Magnolia Pictures and Participant Media have partnered to acquire the U.S. rights to Page One: A Year Inside The New York Times. The documentary film takes a behind-the-scenes look at the New York Times newspaper – it goes inside the newsroom in 2010, capturing a tumultuous year of journalism

The film, directed by Andrew Rossi, is playing in this year’s Sundance Film Festival in the U.S. documentary competition category.

With the Internet surpassing print as our main news source, newspapers going bankrupt, and outlets focusing on content they claim audiences (or is it advertisers?) want, Page One chronicles the media industry’s transformation and assesses the high stakes for democracy if in-depth investigative reporting becomes extinct.
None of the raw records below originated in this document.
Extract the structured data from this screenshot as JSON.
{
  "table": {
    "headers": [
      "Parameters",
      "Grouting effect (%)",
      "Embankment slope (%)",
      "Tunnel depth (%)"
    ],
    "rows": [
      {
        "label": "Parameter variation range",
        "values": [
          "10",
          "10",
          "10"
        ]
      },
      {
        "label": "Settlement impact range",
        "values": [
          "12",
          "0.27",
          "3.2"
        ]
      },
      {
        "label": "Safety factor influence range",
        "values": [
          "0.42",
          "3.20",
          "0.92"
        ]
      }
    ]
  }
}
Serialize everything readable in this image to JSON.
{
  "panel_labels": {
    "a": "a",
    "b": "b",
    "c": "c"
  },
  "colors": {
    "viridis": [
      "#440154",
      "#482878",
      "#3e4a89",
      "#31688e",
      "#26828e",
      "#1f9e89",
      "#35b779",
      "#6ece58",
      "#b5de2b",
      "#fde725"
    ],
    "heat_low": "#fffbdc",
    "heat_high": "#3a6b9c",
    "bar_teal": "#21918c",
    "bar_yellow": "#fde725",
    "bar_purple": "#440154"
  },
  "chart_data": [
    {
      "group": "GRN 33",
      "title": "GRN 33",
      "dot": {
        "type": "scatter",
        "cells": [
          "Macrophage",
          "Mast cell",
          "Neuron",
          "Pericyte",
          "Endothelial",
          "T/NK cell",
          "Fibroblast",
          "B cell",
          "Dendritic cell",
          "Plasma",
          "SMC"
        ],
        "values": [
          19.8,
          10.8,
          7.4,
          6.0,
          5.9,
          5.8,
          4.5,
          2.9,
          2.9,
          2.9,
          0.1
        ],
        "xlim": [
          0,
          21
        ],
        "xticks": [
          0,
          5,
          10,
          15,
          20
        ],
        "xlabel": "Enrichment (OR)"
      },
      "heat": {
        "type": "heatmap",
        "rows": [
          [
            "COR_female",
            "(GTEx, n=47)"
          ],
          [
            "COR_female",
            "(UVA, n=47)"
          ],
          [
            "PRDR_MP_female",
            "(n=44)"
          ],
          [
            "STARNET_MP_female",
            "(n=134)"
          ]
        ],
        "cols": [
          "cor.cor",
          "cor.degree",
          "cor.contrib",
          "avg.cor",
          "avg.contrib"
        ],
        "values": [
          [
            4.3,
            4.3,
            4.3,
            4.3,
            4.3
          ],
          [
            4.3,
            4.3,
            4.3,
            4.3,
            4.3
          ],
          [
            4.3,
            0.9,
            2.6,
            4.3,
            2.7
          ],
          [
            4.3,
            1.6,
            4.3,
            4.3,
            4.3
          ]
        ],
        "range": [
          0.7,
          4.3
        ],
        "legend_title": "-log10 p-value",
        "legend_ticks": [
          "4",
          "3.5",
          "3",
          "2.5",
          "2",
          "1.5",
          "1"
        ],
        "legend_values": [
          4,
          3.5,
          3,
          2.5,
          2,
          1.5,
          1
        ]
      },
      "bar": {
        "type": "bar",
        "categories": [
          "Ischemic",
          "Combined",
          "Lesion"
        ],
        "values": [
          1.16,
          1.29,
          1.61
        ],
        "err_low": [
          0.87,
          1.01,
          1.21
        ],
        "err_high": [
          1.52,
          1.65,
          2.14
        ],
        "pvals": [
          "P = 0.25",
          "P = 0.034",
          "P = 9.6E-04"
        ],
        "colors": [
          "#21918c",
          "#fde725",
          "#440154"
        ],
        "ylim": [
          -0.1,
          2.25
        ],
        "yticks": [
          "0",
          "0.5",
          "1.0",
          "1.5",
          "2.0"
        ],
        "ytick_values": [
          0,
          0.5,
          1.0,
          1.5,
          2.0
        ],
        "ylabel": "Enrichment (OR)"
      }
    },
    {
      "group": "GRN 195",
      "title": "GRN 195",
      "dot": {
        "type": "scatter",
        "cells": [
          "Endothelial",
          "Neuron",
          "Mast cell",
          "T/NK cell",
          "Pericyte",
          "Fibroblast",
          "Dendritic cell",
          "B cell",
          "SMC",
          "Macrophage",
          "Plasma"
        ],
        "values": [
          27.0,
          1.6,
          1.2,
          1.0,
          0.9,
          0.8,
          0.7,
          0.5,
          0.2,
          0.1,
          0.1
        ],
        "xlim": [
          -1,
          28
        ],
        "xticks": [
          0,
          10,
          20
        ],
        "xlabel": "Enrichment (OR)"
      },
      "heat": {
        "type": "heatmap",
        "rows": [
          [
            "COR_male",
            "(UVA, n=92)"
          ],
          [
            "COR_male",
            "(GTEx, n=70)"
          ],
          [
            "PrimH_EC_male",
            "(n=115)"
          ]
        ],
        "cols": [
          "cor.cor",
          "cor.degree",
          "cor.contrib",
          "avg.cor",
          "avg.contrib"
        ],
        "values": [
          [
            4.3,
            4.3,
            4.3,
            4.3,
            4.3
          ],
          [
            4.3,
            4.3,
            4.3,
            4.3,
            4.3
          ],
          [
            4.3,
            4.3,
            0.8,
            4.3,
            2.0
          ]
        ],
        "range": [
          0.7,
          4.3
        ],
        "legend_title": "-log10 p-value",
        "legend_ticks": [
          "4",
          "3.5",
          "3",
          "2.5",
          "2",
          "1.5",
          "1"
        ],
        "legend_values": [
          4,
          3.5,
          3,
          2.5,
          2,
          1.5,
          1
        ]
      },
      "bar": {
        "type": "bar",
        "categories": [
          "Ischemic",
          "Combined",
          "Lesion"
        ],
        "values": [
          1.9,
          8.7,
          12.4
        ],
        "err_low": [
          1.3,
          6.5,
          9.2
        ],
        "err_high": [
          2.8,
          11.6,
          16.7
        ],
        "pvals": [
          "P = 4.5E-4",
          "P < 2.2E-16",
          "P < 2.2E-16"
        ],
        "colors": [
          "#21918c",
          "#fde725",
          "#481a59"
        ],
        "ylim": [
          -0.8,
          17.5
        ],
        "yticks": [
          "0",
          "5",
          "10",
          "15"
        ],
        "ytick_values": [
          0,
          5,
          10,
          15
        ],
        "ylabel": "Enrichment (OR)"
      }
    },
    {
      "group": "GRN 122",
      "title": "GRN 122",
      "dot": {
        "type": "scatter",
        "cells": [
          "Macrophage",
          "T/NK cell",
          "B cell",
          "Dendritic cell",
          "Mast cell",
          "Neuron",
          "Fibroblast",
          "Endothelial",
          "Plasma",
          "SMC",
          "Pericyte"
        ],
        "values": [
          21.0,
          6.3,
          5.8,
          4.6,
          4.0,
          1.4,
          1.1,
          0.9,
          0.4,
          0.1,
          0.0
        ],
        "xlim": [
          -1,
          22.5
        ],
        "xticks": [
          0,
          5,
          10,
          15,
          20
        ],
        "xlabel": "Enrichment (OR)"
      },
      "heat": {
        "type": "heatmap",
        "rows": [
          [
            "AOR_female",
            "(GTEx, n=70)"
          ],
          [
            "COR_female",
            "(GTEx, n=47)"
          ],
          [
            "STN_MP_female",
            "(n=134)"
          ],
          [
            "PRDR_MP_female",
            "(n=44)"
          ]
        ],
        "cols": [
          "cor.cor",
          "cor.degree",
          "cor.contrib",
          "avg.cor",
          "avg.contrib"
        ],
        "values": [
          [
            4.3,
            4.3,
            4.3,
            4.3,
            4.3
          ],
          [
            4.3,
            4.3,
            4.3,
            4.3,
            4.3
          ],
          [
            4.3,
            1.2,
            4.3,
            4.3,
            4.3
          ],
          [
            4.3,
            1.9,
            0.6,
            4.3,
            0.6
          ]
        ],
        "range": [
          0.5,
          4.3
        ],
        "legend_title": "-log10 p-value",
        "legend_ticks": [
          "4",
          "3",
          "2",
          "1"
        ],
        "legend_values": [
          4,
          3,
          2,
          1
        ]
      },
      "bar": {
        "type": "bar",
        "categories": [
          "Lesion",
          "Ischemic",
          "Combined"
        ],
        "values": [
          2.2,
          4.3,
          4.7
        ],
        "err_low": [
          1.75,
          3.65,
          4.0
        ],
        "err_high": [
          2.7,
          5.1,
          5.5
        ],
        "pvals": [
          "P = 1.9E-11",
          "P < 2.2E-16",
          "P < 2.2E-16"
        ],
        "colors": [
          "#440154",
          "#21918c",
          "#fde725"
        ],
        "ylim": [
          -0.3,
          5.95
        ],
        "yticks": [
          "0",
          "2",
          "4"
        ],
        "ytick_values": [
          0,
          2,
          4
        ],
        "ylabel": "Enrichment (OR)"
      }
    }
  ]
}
The film deftly makes a beeline for the eye of the storm or, depending on how you look at it, the inner sanctum of the media, gaining unprecedented access to the New York Times newsroom for a year. At the media desk, a dialectical play-within-a-play transpires as writers like salty David Carr track print journalism’s metamorphosis even as their own paper struggles to stay vital and solvent. Meanwhile, rigorous journalism—including vibrant cross-cubicle debate and collaboration, tenacious jockeying for on-record quotes, and skillful page-one pitching—is alive and well. The resources, intellectual capital, stamina, and self-awareness mobilized when it counts attest there are no shortcuts when analyzing and reporting complex truths. | Sundance Film Festival

Magnolia will release the film theatrically this year.